PIR sensor has a pair of pyroelectric sensors to sense heat energy from the surrounding environment. These sensors are placed closed to each other and when there is a difference in the signal, these sensors will trigger a signal as motion is detected. There is a white covering or the Fresnel’s lens which widens the sensing area.
PIR – Pin Diagram
- Vcc pin supplies power for the sensor. Connected to 3.3V on the ESP32.
- SIG pin is used to communicate between the ESP32 and the sensor
- GND is the ground pin. Common grounded with the ESP32.
How does the PIR work with the ESP32?
The PIR sends a digital signal to the ESP32 and then the ESP32 on sensing the trigger performs the required action. In our case the PIR trigger the LED ON and prints “Motion detected” on the serial monitor.
Circuit Diagram
Working Principle
PIR Sensor with Interrupts
The PIR sensor connected to the pin 19 works in the rising mode. A few of the modes are listed below
- LOW : to trigger the interrupt whenever the pin is LOW;
- HIGH : to trigger the interrupt whenever the pin is HIGH.
- CHANGE: to trigger the interrupt whenever the state of the pin changes. LOW→ HIGH or HIGH→ LOW
- FALLING : when the pin goes from HIGH to LOW
- RISING : when the pin goes from LOW to HIGH
Code Simplified
To set an interrupt, we use the attachInterrupt() function which accepts arguments like the GPIO pin, function and type of mode. We are using GPIO14 as an interrupt connected to the PIR Motion Sensor.
GPIO Interrupt
The first argument is a GPIO number. Normally you should use digitalPinToInterrupt(GPIO) to set the actual GPIO as an interrupt pin.

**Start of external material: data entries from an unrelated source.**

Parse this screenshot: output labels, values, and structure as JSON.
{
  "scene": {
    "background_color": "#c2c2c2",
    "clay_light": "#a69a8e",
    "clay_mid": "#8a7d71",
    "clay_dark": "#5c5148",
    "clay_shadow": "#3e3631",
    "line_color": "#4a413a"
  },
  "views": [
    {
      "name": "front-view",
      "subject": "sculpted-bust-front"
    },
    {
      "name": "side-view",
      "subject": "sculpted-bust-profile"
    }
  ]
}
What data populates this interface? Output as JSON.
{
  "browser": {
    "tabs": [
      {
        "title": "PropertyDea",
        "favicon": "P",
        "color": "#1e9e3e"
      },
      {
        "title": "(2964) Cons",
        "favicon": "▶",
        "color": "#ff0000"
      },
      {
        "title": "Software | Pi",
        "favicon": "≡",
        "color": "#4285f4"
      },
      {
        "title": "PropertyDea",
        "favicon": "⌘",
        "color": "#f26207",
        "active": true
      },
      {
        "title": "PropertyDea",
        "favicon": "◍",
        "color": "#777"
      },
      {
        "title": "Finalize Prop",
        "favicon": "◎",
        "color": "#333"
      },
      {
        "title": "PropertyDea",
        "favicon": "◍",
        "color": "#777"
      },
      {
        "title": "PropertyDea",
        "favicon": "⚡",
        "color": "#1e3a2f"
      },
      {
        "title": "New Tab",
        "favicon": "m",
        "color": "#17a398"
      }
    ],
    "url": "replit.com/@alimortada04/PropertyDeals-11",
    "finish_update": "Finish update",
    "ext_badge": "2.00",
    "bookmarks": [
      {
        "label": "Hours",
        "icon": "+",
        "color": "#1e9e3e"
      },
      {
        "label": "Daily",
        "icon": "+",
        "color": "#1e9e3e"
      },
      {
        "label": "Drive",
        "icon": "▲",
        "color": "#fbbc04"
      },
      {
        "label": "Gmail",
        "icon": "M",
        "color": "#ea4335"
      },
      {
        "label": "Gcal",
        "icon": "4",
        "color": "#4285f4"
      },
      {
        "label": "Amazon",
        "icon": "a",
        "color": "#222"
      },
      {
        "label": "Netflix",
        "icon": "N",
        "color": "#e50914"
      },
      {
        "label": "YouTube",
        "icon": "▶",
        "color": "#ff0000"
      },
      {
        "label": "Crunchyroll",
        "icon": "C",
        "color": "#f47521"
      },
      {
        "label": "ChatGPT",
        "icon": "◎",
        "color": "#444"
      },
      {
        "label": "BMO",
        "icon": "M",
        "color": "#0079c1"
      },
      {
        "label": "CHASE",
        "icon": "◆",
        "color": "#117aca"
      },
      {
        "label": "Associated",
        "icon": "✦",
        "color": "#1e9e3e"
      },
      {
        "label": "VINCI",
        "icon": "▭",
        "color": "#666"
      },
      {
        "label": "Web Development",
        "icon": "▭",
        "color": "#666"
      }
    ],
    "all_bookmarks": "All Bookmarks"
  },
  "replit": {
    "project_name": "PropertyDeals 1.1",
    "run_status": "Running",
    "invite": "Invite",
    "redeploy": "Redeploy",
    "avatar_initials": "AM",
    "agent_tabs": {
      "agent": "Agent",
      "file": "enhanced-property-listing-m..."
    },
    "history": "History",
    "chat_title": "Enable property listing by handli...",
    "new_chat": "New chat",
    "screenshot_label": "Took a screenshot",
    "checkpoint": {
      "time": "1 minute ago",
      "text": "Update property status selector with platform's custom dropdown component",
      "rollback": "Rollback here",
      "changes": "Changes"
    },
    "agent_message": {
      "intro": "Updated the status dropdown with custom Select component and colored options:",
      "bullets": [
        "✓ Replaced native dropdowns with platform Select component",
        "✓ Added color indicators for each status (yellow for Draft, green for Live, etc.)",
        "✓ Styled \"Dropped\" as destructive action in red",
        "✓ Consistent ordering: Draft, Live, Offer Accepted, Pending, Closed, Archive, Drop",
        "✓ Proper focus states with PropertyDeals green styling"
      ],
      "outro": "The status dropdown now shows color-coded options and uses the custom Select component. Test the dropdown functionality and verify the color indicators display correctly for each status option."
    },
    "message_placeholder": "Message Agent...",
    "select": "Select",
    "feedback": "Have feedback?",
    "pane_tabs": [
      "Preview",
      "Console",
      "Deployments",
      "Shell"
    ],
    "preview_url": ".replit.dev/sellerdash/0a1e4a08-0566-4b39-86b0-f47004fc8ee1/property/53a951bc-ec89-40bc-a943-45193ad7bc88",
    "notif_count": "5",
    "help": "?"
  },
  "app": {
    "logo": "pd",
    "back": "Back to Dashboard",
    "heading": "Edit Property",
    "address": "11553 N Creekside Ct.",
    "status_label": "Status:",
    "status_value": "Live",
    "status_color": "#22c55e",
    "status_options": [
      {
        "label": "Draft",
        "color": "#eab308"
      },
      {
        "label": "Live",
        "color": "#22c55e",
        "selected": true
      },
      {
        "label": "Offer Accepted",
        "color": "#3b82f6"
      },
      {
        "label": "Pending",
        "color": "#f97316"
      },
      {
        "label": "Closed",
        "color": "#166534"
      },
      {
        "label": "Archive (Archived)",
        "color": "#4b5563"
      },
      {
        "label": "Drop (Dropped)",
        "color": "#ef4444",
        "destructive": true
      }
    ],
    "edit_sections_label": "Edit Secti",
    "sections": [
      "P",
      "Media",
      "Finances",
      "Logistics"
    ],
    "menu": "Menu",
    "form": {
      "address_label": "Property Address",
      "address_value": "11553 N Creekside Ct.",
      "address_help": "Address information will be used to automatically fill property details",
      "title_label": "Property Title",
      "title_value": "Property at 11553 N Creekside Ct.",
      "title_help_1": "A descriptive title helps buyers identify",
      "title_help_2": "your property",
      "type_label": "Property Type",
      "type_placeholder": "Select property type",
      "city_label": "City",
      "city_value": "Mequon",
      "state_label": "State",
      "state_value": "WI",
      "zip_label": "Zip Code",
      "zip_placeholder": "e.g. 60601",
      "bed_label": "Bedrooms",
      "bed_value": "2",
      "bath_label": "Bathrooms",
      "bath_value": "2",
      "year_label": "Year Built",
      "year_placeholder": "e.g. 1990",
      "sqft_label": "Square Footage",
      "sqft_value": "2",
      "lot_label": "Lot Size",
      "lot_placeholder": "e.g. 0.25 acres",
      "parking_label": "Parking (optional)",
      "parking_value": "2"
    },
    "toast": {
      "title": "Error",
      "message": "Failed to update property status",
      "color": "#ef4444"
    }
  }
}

#define time_in_seconds 10
// GPIOs for LED and PIR Motion Sensor
const int buzzer= 21;
const int motionSensor = 19;
// Auxiliary variables of the Timer
unsigned long now = millis();
unsigned long lastTrigger = 0;
boolean startTimer = false;
// Checks if motion was detected, sets LED HIGH and starts a timer
void IRAM_ATTR detectmotion() {
Serial.println("MOTION DETECTED!!!");
digitalWrite(led, HIGH);
startTimer = true;
lastTrigger = millis();
}
void setup() {
// Serial port for debugging purposes
Serial.begin(115200);
// PIR Motion Sensor mode INPUT_PULLUP
pinMode(motionSensor, INPUT_PULLUP);
// Set motionSensor pin as interrupt, assign interrupt function and set RISING mode
attachInterrupt(digitalPinToInterrupt(motionSensor), detectmotion, RISING);
// Set LED to LOW
pinMode(buzzer, OUTPUT);
digitalWrite(buzzer, LOW);
}
void loop() {
// Current time
now = millis();
// Turn off the Buzzer after the number of seconds defined in the time_in_seconds variable
if(startTimer && (now - lastTrigger > (time_in_seconds*1000))) {
Serial.println("No Motion...");
digitalWrite(buzzer, LOW);
startTimer = false;
}
}
Conclusion
We need to continuously read the GPIO pins to find if there is an interrupt. The Interrupts are used to detect the change in the GPIO pins and execute or trigger a function defined in the code. The timer and interrupts are very basic and the most simple logics are used for normal cases. But in a few advanced tutorials we will be using different types of triggers.